Truthfully I`m facinated by the place because it has all the “otherside” qualities that countries like Poland, Hungary and Russia held for me as a child of the 70s and 80s, before the Berlin Wall came down.
Poland, Hungary, Slovakia and the Czech Republic once names as dark and enigmatic as any are now fond memories: I like the food, the vodka, the girls and the mountains of all these countries. I even contemplated moving to Poland once. It is still one of my favourite nations on the planet.
Russia I haven`t been to but would like to go. Russia, for me at least, still seems to be swimming in the dark and cold of cold war memories. I know it will be different when I get there but Russia as a name hasn`t changed the impression it has on me like Russians have. I meet Russians almost everyday and they are just like me. Russia is still a name that breaths coldly down the back of my neck. I think i will take a while to realise I`m actually there when I go.
I have, however, already been to North Korea…technically. I say technically because the two metres across the border inside the United Nations buildings at Panmunjom village in the DMZ don`t really count. But it was exciting to think that on the otherside of the door at the back of the room we tourists crowded into was this mysterious country of nightmarish poverty and excess; cruelty and colour.
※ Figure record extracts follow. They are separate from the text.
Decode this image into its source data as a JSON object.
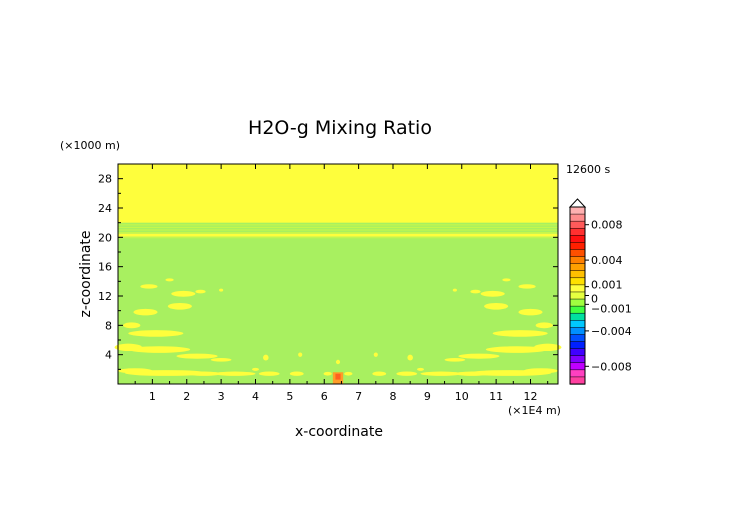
{
  "chart_data": {
    "type": "heatmap",
    "title": "H2O-g Mixing Ratio",
    "xlabel": "x-coordinate",
    "ylabel": "z-coordinate",
    "x_units": "(×1E4 m)",
    "y_units": "(×1000 m)",
    "time_label": "12600 s",
    "xlim": [
      0,
      12.8
    ],
    "ylim": [
      0,
      30
    ],
    "x_ticks": [
      1,
      2,
      3,
      4,
      5,
      6,
      7,
      8,
      9,
      10,
      11,
      12
    ],
    "y_ticks": [
      4,
      8,
      12,
      16,
      20,
      24,
      28
    ],
    "field": {
      "background": "green (~0)",
      "upper_band": {
        "from_z": 22,
        "to_z": 30,
        "level": "slightly positive (yellow)"
      },
      "thin_band_z": 20.3
    },
    "anomalies": [
      {
        "x": 6.4,
        "z": 0.8,
        "width": 0.3,
        "height": 1.6,
        "color": "#ff9c28"
      },
      {
        "x": 6.4,
        "z": 1.0,
        "width": 0.15,
        "height": 0.8,
        "color": "#ff6020"
      }
    ],
    "colorbar": {
      "tick_labels": [
        "0.008",
        "0.004",
        "0.001",
        "0",
        "−0.001",
        "−0.004",
        "−0.008"
      ],
      "tick_values": [
        0.008,
        0.004,
        0.001,
        0,
        -0.001,
        -0.004,
        -0.008
      ],
      "range": [
        -0.01,
        0.01
      ],
      "colors_top_to_bottom": [
        "#ffb0b0",
        "#ff8c8c",
        "#ff5a5a",
        "#ff3030",
        "#ff1010",
        "#ff2000",
        "#ff5000",
        "#ff8000",
        "#ffa000",
        "#ffc000",
        "#ffe000",
        "#ffff40",
        "#e6ff40",
        "#a0ff40",
        "#40ff40",
        "#00e0a0",
        "#00c8ff",
        "#0090ff",
        "#0050ff",
        "#0020ff",
        "#4000ff",
        "#8000ff",
        "#c000ff",
        "#ff40c0",
        "#ff40a0"
      ]
    },
    "colors": {
      "background": "#a8f060",
      "upper": "#fefe3c",
      "blob": "#fefe3c",
      "orange": "#ffa030"
    }
  }
}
The US and South Korean soldiers that were showing us around made it abundantly clear though that if anyone of us attempted to get a bit closer to that door they would shoot us and in the unlikely event they missed the North Korean soldiers on the otherside wouldn`t. A humbling place definately.
I would love to go there for real oneday.
My wife would have kittens if I told her my ambitions because the Japanese are scared to death of Kim Jong Il. But there it is; oneday, when I have enough time and money, I will go.